A sentença argumentou que "nenhum estudo hidrogeológico sobre as águas subterrâneas foi apresentado, bem como nenhum levantamento geológico que embase a utilização das encostas do morro que garantisse a integridade do Mangue das Pedras". Além disso, a juíza estaca que "o empreendimento encontra-se em desacordo com o Plano Diretor de Armação dos Búzios de 2006". Os empreendedores têm prazo de 48 horas para cumprir a sentença e seu descumprimento pode acarretar em multa diária de R$ 30 mil e a prisão dos responsáveis.

De acordo com a Ação proposta pela 1ª Promotoria de Justiça de Tutela Coletiva – Núcleo Cabo Frio, os imóveis estão sendo construídos em áreas de vegetação protegidas pela legislação federal, estadual e municipal.

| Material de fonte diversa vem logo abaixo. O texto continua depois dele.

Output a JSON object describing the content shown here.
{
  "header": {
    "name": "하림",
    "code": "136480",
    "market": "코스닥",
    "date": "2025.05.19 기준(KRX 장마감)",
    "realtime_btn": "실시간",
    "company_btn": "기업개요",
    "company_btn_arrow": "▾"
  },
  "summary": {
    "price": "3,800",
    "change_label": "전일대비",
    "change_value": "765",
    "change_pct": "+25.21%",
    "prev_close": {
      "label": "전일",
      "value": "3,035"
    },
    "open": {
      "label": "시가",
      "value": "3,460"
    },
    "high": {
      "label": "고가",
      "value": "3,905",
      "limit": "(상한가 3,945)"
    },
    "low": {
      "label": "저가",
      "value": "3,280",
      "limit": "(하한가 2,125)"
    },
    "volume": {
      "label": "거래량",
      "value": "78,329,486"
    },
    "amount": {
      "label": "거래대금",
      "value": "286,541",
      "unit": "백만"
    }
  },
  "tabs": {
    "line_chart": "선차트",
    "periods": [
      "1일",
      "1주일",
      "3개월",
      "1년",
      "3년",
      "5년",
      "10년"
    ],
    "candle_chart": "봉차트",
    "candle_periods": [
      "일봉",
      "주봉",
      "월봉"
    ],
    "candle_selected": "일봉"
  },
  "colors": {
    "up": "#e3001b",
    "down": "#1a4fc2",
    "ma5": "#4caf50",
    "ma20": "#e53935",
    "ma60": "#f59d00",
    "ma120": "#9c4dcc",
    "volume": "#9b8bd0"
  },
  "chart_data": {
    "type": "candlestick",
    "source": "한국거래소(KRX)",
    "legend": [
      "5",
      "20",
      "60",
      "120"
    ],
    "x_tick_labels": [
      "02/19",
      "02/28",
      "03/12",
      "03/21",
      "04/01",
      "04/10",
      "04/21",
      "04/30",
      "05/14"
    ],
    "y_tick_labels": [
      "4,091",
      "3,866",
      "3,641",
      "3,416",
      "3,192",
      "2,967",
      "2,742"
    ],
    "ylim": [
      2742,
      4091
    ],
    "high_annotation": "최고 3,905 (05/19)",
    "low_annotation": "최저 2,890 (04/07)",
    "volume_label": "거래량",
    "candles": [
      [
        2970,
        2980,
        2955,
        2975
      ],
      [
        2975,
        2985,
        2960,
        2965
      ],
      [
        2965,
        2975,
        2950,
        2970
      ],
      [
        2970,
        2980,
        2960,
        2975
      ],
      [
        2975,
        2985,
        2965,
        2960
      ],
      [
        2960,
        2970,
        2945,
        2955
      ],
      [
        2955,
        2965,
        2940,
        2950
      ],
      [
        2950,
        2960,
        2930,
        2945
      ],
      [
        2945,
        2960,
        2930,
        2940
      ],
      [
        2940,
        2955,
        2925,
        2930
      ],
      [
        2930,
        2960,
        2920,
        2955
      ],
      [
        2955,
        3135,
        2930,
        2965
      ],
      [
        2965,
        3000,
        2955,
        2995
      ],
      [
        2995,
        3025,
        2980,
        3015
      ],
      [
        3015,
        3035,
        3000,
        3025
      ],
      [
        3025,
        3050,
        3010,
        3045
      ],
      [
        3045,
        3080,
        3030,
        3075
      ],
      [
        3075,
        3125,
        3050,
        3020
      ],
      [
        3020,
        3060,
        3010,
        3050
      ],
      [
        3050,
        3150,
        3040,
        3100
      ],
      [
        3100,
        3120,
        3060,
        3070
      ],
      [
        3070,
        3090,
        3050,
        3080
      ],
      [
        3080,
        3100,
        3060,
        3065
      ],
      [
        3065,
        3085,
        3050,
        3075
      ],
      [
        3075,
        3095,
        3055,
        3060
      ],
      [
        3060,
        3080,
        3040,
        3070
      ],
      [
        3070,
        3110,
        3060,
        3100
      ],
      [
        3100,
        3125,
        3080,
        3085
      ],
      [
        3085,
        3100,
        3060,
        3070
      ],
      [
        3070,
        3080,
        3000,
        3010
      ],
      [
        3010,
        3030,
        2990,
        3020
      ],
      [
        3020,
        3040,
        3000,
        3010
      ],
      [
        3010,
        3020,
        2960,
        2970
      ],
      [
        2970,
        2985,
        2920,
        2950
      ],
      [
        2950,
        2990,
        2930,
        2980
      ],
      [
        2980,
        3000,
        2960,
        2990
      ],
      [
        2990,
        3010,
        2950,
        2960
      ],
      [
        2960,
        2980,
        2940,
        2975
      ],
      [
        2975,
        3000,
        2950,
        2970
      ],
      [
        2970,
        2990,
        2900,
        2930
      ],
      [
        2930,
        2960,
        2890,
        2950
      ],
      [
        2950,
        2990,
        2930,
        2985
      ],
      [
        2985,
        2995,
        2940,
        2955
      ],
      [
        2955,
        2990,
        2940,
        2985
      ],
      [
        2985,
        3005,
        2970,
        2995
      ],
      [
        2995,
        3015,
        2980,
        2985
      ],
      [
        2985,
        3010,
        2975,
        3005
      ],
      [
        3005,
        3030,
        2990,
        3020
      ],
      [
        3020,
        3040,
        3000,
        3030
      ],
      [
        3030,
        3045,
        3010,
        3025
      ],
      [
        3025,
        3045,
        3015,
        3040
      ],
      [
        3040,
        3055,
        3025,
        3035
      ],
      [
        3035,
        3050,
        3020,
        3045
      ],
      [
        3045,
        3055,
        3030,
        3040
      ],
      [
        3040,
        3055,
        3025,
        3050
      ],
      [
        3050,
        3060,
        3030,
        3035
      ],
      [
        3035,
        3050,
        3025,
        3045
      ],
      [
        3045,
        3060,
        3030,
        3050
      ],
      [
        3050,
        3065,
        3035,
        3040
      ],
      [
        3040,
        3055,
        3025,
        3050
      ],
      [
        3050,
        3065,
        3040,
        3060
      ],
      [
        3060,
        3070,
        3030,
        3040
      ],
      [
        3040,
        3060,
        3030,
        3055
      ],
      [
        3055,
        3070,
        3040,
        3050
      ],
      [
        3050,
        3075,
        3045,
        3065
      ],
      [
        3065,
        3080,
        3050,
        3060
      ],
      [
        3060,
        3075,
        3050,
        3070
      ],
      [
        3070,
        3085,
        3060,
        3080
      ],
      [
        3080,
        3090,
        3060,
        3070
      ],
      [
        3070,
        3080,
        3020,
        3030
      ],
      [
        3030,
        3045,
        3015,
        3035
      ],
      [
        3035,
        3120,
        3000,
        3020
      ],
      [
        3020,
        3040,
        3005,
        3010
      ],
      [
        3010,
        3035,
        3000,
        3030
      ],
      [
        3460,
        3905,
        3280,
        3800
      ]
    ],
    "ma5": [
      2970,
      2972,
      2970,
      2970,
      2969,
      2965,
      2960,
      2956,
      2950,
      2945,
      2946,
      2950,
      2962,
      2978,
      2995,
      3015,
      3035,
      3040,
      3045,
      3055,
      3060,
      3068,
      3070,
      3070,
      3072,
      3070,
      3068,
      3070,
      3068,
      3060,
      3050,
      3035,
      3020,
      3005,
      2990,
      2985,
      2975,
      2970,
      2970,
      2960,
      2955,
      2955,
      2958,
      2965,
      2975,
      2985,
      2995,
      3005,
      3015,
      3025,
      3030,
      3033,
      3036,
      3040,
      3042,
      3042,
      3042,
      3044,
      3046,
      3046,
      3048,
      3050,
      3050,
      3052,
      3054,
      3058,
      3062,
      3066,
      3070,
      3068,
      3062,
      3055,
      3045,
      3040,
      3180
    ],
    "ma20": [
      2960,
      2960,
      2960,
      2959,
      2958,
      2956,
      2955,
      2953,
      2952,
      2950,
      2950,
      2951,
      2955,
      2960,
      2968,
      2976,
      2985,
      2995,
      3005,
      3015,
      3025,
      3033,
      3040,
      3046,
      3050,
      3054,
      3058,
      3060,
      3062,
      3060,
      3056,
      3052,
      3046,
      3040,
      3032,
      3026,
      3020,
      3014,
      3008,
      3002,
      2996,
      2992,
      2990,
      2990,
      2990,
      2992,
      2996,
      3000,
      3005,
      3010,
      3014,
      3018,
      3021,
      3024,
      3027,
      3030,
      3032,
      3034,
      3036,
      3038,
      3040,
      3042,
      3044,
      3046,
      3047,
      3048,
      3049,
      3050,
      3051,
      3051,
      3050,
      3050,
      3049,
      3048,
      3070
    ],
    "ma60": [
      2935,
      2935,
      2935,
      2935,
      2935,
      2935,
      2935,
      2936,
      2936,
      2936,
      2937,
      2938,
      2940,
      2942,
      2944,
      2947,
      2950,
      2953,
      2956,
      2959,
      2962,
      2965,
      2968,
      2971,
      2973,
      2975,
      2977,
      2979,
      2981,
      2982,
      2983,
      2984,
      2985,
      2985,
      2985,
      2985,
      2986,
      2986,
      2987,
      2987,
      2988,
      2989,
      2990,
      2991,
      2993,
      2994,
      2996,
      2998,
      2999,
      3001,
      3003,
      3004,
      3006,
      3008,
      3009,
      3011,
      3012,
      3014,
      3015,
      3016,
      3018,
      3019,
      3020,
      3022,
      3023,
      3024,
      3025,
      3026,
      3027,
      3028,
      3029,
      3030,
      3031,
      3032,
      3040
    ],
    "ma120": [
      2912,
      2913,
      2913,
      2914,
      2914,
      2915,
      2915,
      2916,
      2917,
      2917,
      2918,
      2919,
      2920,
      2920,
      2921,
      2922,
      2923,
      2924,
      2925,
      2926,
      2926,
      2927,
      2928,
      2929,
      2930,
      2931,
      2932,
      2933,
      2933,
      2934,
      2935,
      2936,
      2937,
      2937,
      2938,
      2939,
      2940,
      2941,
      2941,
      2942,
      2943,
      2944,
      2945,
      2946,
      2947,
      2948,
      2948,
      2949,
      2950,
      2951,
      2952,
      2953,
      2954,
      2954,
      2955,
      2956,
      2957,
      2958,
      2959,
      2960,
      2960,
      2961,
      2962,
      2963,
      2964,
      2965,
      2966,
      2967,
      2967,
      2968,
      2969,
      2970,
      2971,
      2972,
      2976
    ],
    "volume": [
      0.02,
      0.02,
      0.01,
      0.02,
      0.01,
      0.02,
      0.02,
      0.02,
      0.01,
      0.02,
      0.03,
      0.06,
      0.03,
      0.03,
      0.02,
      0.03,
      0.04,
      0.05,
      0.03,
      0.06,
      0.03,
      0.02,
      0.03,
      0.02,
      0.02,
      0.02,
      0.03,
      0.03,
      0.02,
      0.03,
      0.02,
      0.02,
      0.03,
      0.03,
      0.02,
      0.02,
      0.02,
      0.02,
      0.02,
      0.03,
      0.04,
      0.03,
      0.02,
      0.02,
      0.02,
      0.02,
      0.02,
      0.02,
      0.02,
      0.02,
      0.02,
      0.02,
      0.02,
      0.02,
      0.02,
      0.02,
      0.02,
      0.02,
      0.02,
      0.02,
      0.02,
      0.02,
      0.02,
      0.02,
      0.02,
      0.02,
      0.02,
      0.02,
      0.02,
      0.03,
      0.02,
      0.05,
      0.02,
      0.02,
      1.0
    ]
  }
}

O empreendimento, licenciado pelo Município de Búzios, prevê a construção de 221 unidades residenciais (distribuídas em 8 conjuntos de 54 unidades cada dispostos em blocos de três casas geminadas), em área considerada com sendo de preservação permanente.

O local abriga ecossistemas extremamente sensíveis sob o ponto de vista ecológico (Praia Gorda), com vegetação pertencente à Mata Atlântica e espécies da flora e fauna raras e endêmicas, ameaçadas de extinção, além de um raríssimo manguezal de pedras, um dos dois únicos existentes no Brasil, todos passíveis de serem impactados pelas respectivas intervenções.

"Verifica-se, portanto, que os réus vêm desrespeitando as normas urbanísticas e ambientais municipais que não foram observadas no licenciamento e, ainda, colocando em risco o direito de terceiros de boa-fé possivelmente compradores de um empreendimento que já está à venda supostamente amparados por uma licença ambiental inválida", alegaram os Promotores Justiça subscritores da Medida Cautelar, Leonardo Yukio Kataoka e Bruno de Sá Barcelos Cavaco.


Os promotores também alegam que o empreendimento prevê a construção de unidades em limite superior àquele previsto no Plano Diretor de Búzios 2006 e também na Lei de Uso do Solo de 1999 e contempla a construção de unidades geminadas três a três, o que não seria permitido por nenhuma das duas leis.

O secretário de Planejamento da prefeitura de Búzios Ruy Borba Filho disse que "O ato administrativo das licenças está perfeito, e de acordo com a Lei" e já declarou que a prefeitura vai recorrer da decisão. Enquanto isso, no site da Península Imobiliária as primeiras 54 casas do empreendimento estão anunciadas com preços variando de R$ 195 a 260 mil e sua comercialização seguia normalmente até esta terça feira (30).